これこそは日本人が最も誇りと思うべき古今東西を通じて誤らぬ普遍的価値である日本精神でしょう。人類社会がいま直面している恐るべき危機状態を乗り切っていくために、絶対必要不可欠な精神的指針なのではないでしょうか。


 しかるに、まことに残念なことに一九四五年以後の日本において、このような代え難い日本精神の特有な指導理念や道徳規範が全否定されました。日本の過去はすべて間違っていたという「自己否定」な行為へと暴走して行ったのです。
 日本の過去には政治、教育や文化の面で誤った指導が有ったかもしれませんが、また、素晴らしい面もたくさんあったと私はいまだに信じて疑わないだけに、こんな完全な「自己否定」傾向がいまだに日本社会の根底部分に渦巻いており、事あるごとに、日本および日本人としての誇りを奪い自信を喪失させずにおかないことに心を痛めるものの1人であります。これらが、私をして三田祭講演の招聘状を即座に承諾させた理由でもあります。

 皆様に日本精神は何ぞやと、抽象論を掲げて説明するだけの実力を私は持っておりません。
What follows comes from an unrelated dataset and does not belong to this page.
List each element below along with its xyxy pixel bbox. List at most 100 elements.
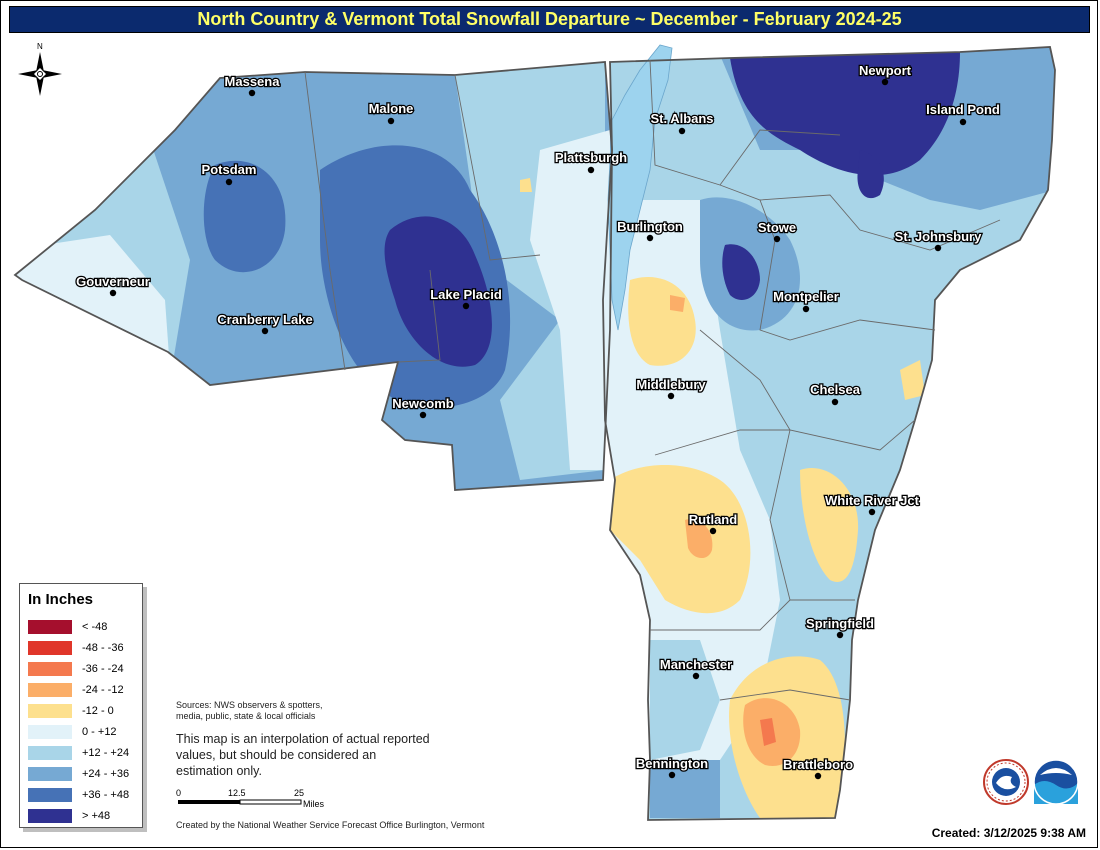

(司馬遼太郎の著書「台湾紀行」に“老台北”として登場する実業家の)蔡焜燦さんの書かれました「台湾人と日本精神」みたいな立派な本をもって説明することもできません。私としては日本の若い皆さんに、私が知っている具体的な人物や、その人の業績を説明し、これが日本精神の表れです、普遍的価値ですと説明した方が、皆さんにもわかりやすく、また、日本人としての誇りと偉大さを皆で習っていけると考えるものであります。